Like most people I’ve had to deal with customers, in addition to being one myself, and usually the customers tend to be the idiots, but that doesn’t mean that there aren’t a hell of a lot of employees that make my blood boil.
For example :
**Mr Service Agreement : **
I bought a laptop at Circuit City last week. I knew exactly what I wanted and made life easy on the salesman by pretty much just walking up to him and saying “Hey, this is what I want. Ring it up for me.” The first words out of his mouth when he gets to the cash register are :
“This model comes with a one-year warranty, but I recommed you get our three-year extended warranty for only $250.”
I choke back a laugh. “Uh, no thanks,” I politely say.
“May I ask why?” he replies.
WTF?! I said I didn’t want it. Leave it at that!
“Because I don’t want to spend $250. If I had an extra $250 I would have spent it on a laptop with an active matrix disply.”
Can he leave it at that? Of course not :
“Well, we like to offer the warranty because these laptops are integrated packages and blah, blah, blah, blah.”
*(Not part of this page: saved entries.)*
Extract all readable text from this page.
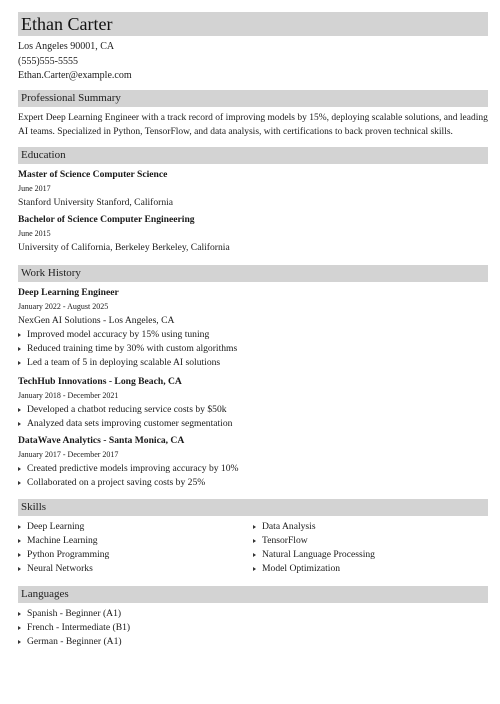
Ethan Carter
Los Angeles 90001, CA
(555)555-5555
Ethan.Carter@example.com
Professional Summary
Expert Deep Learning Engineer with a track record of improving models by 15%, deploying scalable solutions, and leading AI teams. Specialized in Python, TensorFlow, and data analysis, with certifications to back proven technical skills.
Education
Master of Science Computer Science
June 2017
Stanford University Stanford, California
Bachelor of Science Computer Engineering
June 2015
University of California, Berkeley Berkeley, California
Work History
Deep Learning Engineer
January 2022 - August 2025
NexGen AI Solutions - Los Angeles, CA
Improved model accuracy by 15% using tuning
Reduced training time by 30% with custom algorithms
Led a team of 5 in deploying scalable AI solutions
TechHub Innovations - Long Beach, CA
January 2018 - December 2021
Developed a chatbot reducing service costs by $50k
Analyzed data sets improving customer segmentation
DataWave Analytics - Santa Monica, CA
January 2017 - December 2017
Created predictive models improving accuracy by 10%
Collaborated on a project saving costs by 25%
Skills
Deep Learning
Machine Learning
Python Programming
Neural Networks
Data Analysis
TensorFlow
Natural Language Processing
Model Optimization
Languages
Spanish - Beginner (A1)
French - Intermediate (B1)
German - Beginner (A1)
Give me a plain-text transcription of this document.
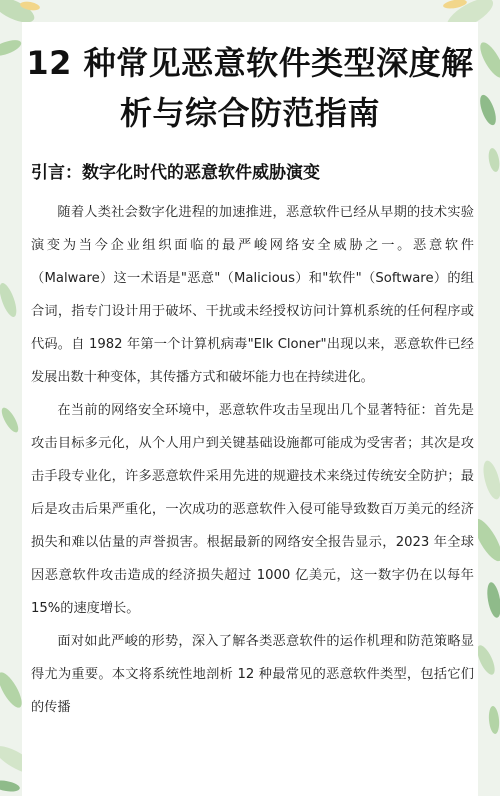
12 种常见恶意软件类型深度解
析与综合防范指南
引言：数字化时代的恶意软件威胁演变

随着人类社会数字化进程的加速推进，恶意软件已经从早期的技术实验演变为当今企业组织面临的最严峻网络安全威胁之一。恶意软件（Malware）这一术语是"恶意"（Malicious）和"软件"（Software）的组合词，指专门设计用于破坏、干扰或未经授权访问计算机系统的任何程序或代码。自 1982 年第一个计算机病毒"Elk Cloner"出现以来，恶意软件已经发展出数十种变体，其传播方式和破坏能力也在持续进化。

在当前的网络安全环境中，恶意软件攻击呈现出几个显著特征：首先是攻击目标多元化，从个人用户到关键基础设施都可能成为受害者；其次是攻击手段专业化，许多恶意软件采用先进的规避技术来绕过传统安全防护；最后是攻击后果严重化，一次成功的恶意软件入侵可能导致数百万美元的经济损失和难以估量的声誉损害。根据最新的网络安全报告显示，2023 年全球因恶意软件攻击造成的经济损失超过 1000 亿美元，这一数字仍在以每年 15%的速度增长。

面对如此严峻的形势，深入了解各类恶意软件的运作机理和防范策略显得尤为重要。本文将系统性地剖析 12 种最常见的恶意软件类型，包括它们的传播
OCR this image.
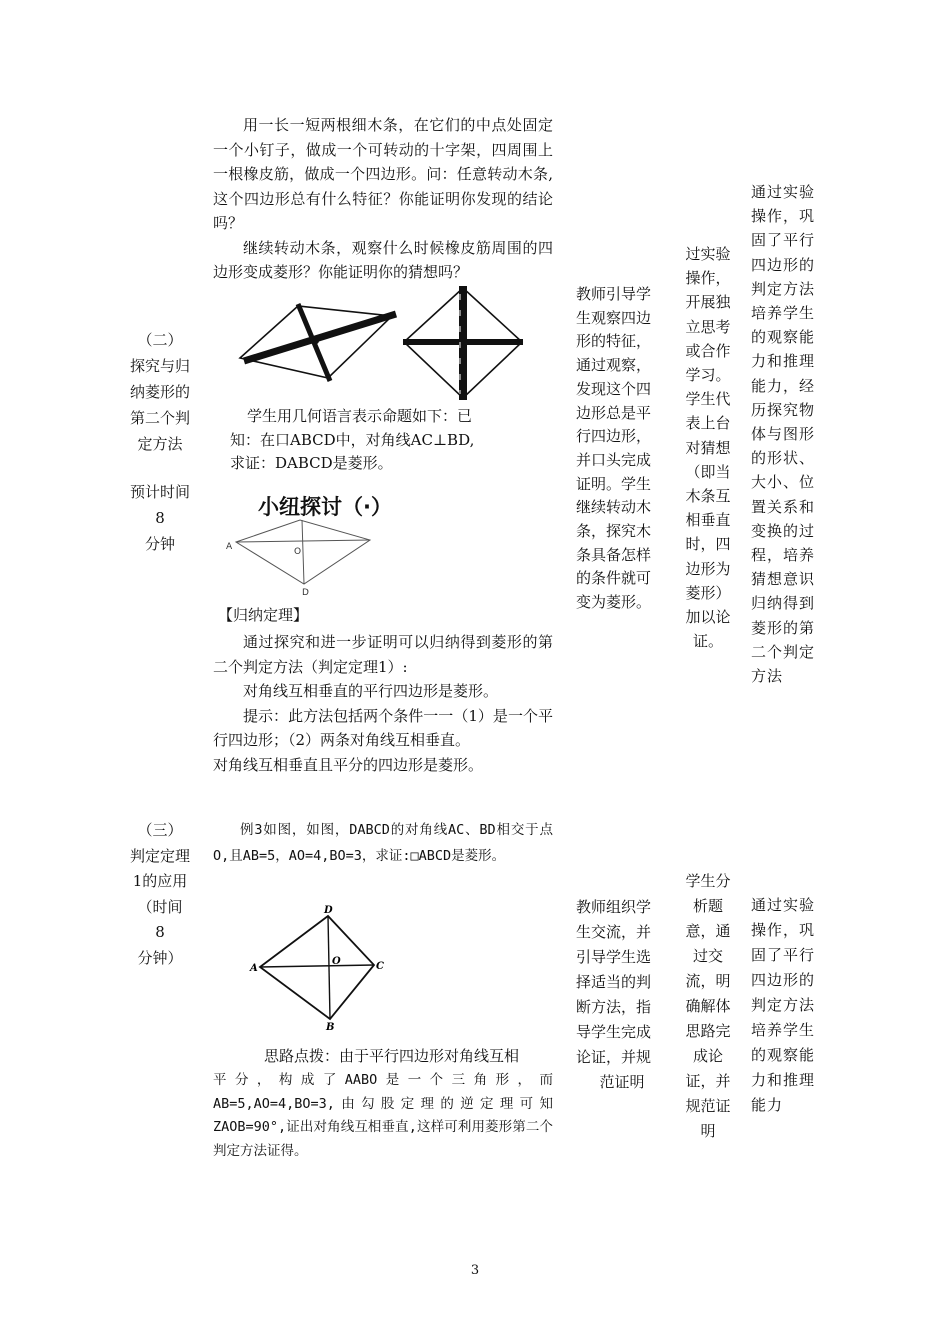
（二）
探究与归
纳菱形的
第二个判
定方法
预计时间
8
分钟

用一长一短两根细木条，在它们的中点处固定一个小钉子，做成一个可转动的十字架，四周围上一根橡皮筋，做成一个四边形。问：任意转动木条,这个四边形总有什么特征？你能证明你发现的结论吗？

继续转动木条，观察什么时候橡皮筋周围的四边形变成菱形？你能证明你的猜想吗？

学生用几何语言表示命题如下：已
知：在口ABCD中，对角线AC⊥BD,
求证：DABCD是菱形。
小纽探讨（·）
A	O
D
【归纳定理】

通过探究和进一步证明可以归纳得到菱形的第二个判定方法（判定定理1）:

对角线互相垂直的平行四边形是菱形。

提示：此方法包括两个条件一一（1）是一个平行四边形；（2）两条对角线互相垂直。

对角线互相垂直且平分的四边形是菱形。

教师引导学
生观察四边
形的特征，
通过观察，
发现这个四
边形总是平
行四边形，
并口头完成
证明。学生
继续转动木
条，探究木
条具备怎样
的条件就可
变为菱形。
过实验
操作，
开展独
立思考
或合作
学习。
学生代
表上台
对猜想
（即当
木条互
相垂直
时，四
边形为
菱形）
加以论
证。
通过实验
操作，巩
固了平行
四边形的
判定方法
培养学生
的观察能
力和推理
能力，经
历探究物
体与图形
的形状、
大小、位
置关系和
变换的过
程，培养
猜想意识
归纳得到
菱形的第
二个判定
方法
（三）
判定定理
1的应用
（时间
8
分钟）

例3如图，如图，DABCD的对角线AC、BD相交于点O,且AB=5，AO=4,BO=3，求证:□ABCD是菱形。

D
A
O	C
B
思路点拨：由于平行四边形对角线互相

平分，构成了AABO是一个三角形，而AB=5,AO=4,BO=3,由勾股定理的逆定理可知ZAOB=90°,证出对角线互相垂直,这样可利用菱形第二个判定方法证得。

教师组织学
生交流，并
引导学生选
择适当的判
断方法，指
导学生完成
论证，并规
范证明
学生分
析题
意，通
过交
流，明
确解体
思路完
成论
证，并
规范证
明
通过实验
操作，巩
固了平行
四边形的
判定方法
培养学生
的观察能
力和推理
能力
3
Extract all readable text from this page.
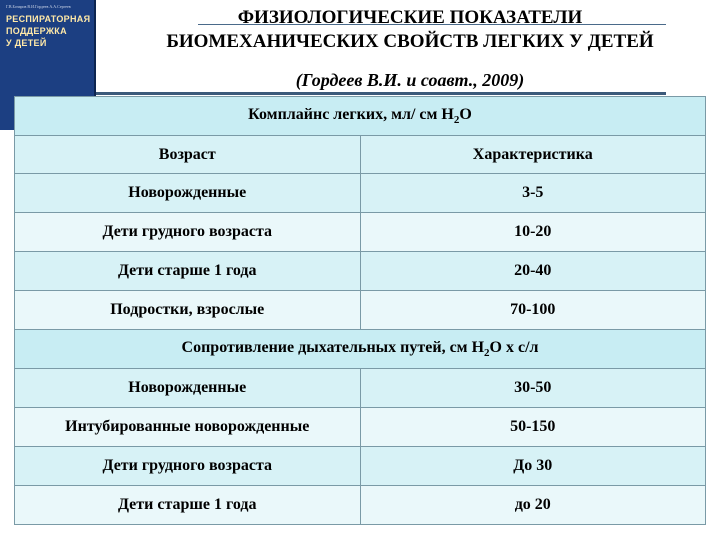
Г.В.Бочаров В.И.Гордеев А.А.Сергеев
РЕСПИРАТОРНАЯ
ПОДДЕРЖКА
У ДЕТЕЙ
ФИЗИОЛОГИЧЕСКИЕ ПОКАЗАТЕЛИ
БИОМЕХАНИЧЕСКИХ СВОЙСТВ ЛЕГКИХ У ДЕТЕЙ
(Гордеев В.И. и соавт., 2009)
Комплайнс легких, мл/ см $Н_2О$	
Возраст	Характеристика
Новорожденные	3-5
Дети грудного возраста	10-20
Дети старше 1 года	20-40
Подростки, взрослые	70-100
Сопротивление дыхательных путей, см $Н_2О$ х с/л	
Новорожденные	30-50
Интубированные новорожденные	50-150
Дети грудного возраста	До 30
Дети старше 1 года	до 20
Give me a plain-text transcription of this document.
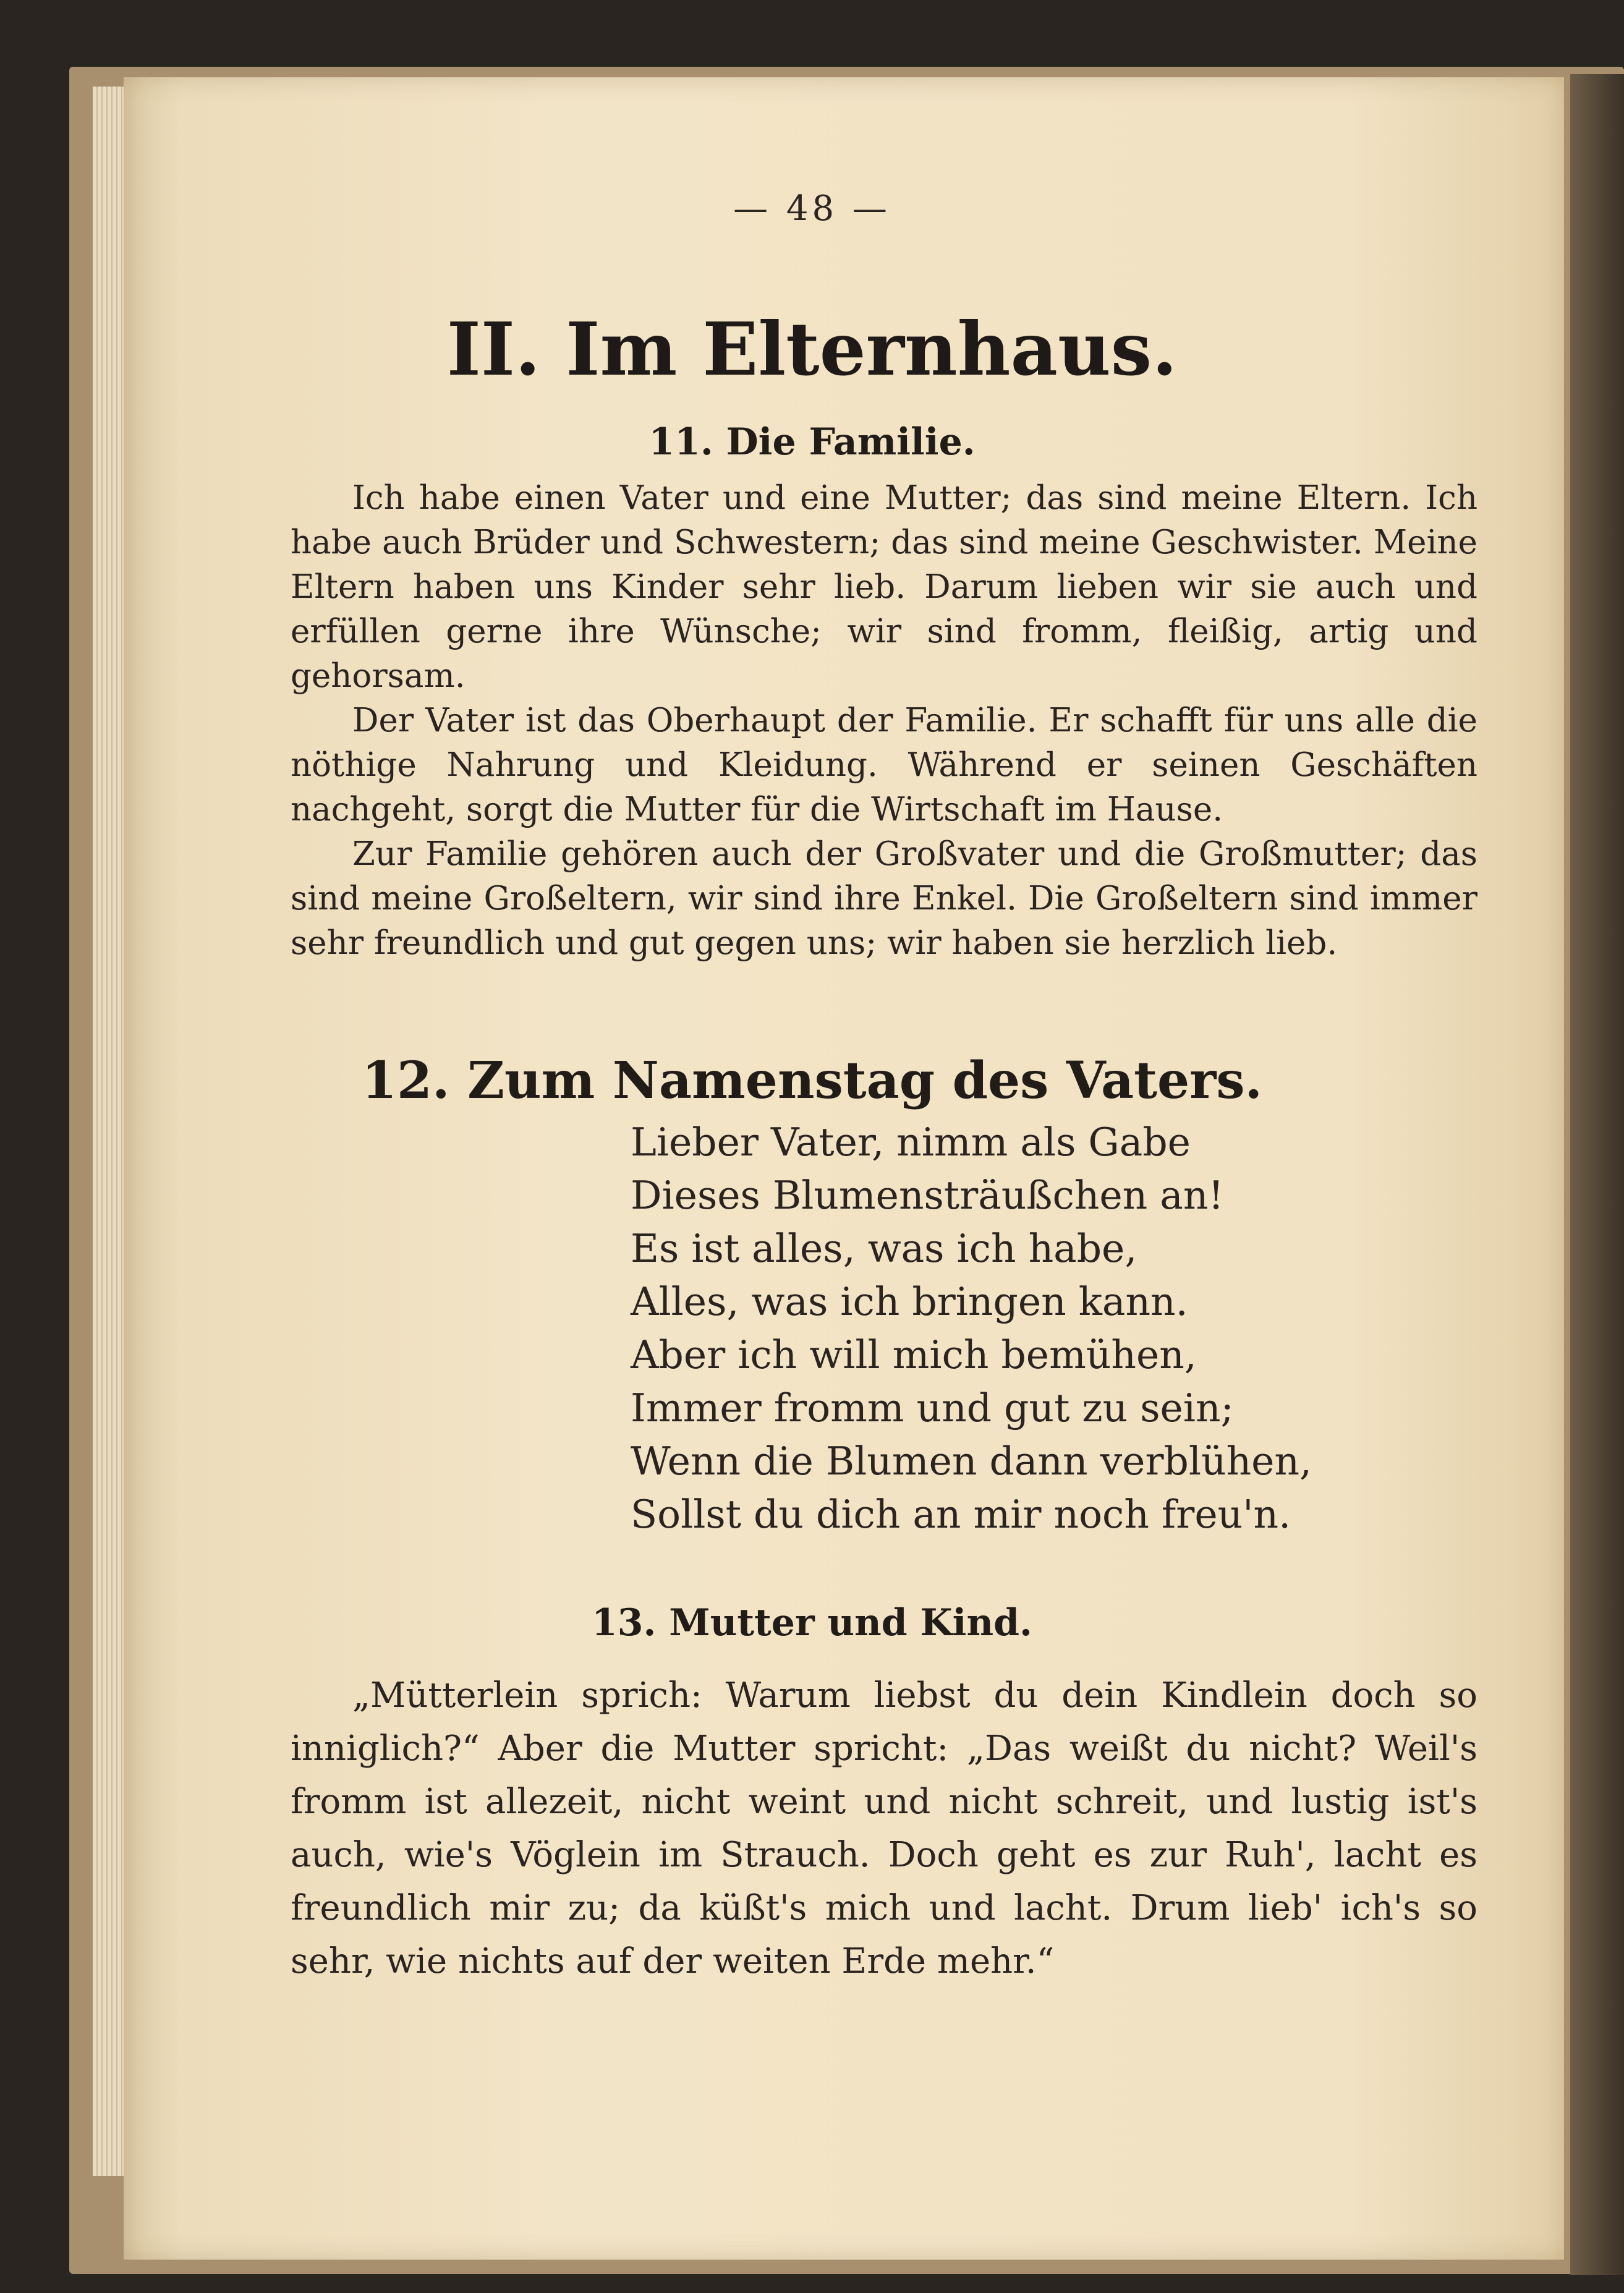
— 48 —
II. Im Elternhaus.
11. Die Familie.

Ich habe einen Vater und eine Mutter; das sind meine Eltern. Ich habe auch Brüder und Schwestern; das sind meine Geschwister. Meine Eltern haben uns Kinder sehr lieb. Darum lieben wir sie auch und erfüllen gerne ihre Wünsche; wir sind fromm, fleißig, artig und gehorsam.

Der Vater ist das Oberhaupt der Familie. Er schafft für uns alle die nöthige Nahrung und Kleidung. Während er seinen Geschäften nachgeht, sorgt die Mutter für die Wirtschaft im Hause.

Zur Familie gehören auch der Großvater und die Großmutter; das sind meine Großeltern, wir sind ihre Enkel. Die Großeltern sind immer sehr freundlich und gut gegen uns; wir haben sie herzlich lieb.

12. Zum Namenstag des Vaters.
Lieber Vater, nimm als Gabe
Dieses Blumensträußchen an!
Es ist alles, was ich habe,
Alles, was ich bringen kann.
Aber ich will mich bemühen,
Immer fromm und gut zu sein;
Wenn die Blumen dann verblühen,
Sollst du dich an mir noch freu'n.
13. Mutter und Kind.

„Mütterlein sprich: Warum liebst du dein Kindlein doch so inniglich?“ Aber die Mutter spricht: „Das weißt du nicht? Weil's fromm ist allezeit, nicht weint und nicht schreit, und lustig ist's auch, wie's Vöglein im Strauch. Doch geht es zur Ruh', lacht es freundlich mir zu; da küßt's mich und lacht. Drum lieb' ich's so sehr, wie nichts auf der weiten Erde mehr.“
“LOOK,” I say, getting frustrated, “you’re not going to talk me into the warranty so you might as well just give up right now.”
He finally gets the message. No telling how long he would have gone on with this crap if I hadn’t been so blunt. I realize these guys are just doing what they’re trained to do, but GOD DAMN, that’s friggin’ RUDE!
**Mr Social Hour : ** This is the guy who’s standing around talking to his fellow salesmen while I’m staring at the computers, trying to look like I’m ready to buy something, occasionally making eye contact, etc. Mr Social Hour doesn’t get the message. He has important things to talk about and he’ll be damned if you want him to gasp do his job!
**Miss I’m Too Good for a Fast Food Job, So I’m Going to Take My Frustration out on the Customer : ** In addition to having an extremely long name, this bitch makes frequenting McDonald’s a living hell. When I pull up to the speaker at the drive-through, I get nothing but dead silence. No “I’ll be right with you,” or anything. Just silence until about two seconds before I drive away.
After ordering, I wait several minutes (somtimes up to 15-20 minutes!) for my food even though there’s only two cars in front of me. When I pull up to the window, she offers no apologies about her astoundingly slow service. In fact she doesn’t say much of anything at all, except the total price of my meal, and it seems to pain her to say that much. She then thrusts the bag of cold, half-empty fries and burger out the window without offering condiments. (If you do ask for them, she’ll treat you as if you personally insulted her, then give you a single packet of ketchup.)
She never, ever, ever says thank you. If you say thank you to her, she’ll ignore you and close the window in your face.
When you go back 5 minutes later to complain about the cold, half-empty fries, you get no apology and she grudginly gets you a box of fries that’s 3/4 full and only slightly warmer than the first batch.